Sri Lanka’s economy has shown a “fair bit of resilience,” with its key tourism sector bouncing back following the devastating Easter Sunday bombings, said a senior executive — despite predictions that growth would be hit this year.
The South Asian country’s economy is in “decent shape” fundamentally, said Gihan Cooray, deputy chairman and group finance director at John Keells Group, Sri Lanka’s second largest listed company by market capitalization.
“The economy has shown a fair bit of resilience post the incident in April. We’ve seen sort of consumer sentiment being relatively strong … the fundamentals of the economy are in decent shape,” he told CNBC’s “Squawk Box” on Tuesday.
In April, bomb blasts ripped through churches and hotels in Sri Lanka on Easter Sunday, killing more than 200 people and injuring more than 400.
Analysts as well as the Sri Lankan government had predicted the bombings would hit the country’s growth this year. Sri Lankan State Minister of Finance Eran Wickramaratne had said 2019 growth “would be around 3%” —lower than projections by institutions such as the International Monetary Fund and the Asian Development Bank.

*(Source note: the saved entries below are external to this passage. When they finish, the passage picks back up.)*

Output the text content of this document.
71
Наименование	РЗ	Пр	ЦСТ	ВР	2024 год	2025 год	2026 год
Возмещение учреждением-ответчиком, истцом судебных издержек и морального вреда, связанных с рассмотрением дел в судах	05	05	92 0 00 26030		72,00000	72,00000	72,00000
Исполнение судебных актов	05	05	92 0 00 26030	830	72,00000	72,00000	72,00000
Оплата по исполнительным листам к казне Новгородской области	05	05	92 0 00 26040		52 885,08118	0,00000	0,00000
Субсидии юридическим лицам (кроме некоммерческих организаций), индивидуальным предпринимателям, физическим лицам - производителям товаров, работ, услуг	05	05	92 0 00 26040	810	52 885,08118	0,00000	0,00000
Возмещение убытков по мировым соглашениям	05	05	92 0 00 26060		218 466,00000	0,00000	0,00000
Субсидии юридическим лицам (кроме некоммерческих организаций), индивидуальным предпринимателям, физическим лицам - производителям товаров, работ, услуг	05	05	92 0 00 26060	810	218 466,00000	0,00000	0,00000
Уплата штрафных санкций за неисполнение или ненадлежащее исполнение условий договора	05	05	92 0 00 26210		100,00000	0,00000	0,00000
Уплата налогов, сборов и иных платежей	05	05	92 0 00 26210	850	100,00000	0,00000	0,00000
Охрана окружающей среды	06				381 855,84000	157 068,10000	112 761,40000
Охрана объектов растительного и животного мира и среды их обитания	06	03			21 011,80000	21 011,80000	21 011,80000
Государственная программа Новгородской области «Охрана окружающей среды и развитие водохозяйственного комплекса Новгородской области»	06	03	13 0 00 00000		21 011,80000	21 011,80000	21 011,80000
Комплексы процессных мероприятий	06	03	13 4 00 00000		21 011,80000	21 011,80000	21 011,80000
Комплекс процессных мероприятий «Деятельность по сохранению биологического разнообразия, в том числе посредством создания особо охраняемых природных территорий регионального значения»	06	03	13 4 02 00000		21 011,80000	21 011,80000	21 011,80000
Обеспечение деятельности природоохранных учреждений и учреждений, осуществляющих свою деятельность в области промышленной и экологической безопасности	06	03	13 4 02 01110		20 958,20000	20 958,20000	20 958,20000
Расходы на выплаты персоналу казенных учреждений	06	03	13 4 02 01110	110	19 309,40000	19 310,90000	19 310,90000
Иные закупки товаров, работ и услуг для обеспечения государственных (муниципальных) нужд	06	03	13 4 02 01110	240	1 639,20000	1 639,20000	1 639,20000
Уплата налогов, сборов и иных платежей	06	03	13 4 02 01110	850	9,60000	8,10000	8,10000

The IMF’s 2019 growth forecast for Sri Lanka was 3.5%, while that of the ADB was 3.6%.
In May, a Reuters poll showed that the country’s 2019 gross domestic product (GDP) growth could hit an 18-year-low following the bombings, falling to 2.5%. The attacks weighed on tourism, foreign investment, and business activity in the country.
Since then, Sri Lanka’s central bank has cut its rates twice in a bid to lift its struggling economy in the wake of the attacks.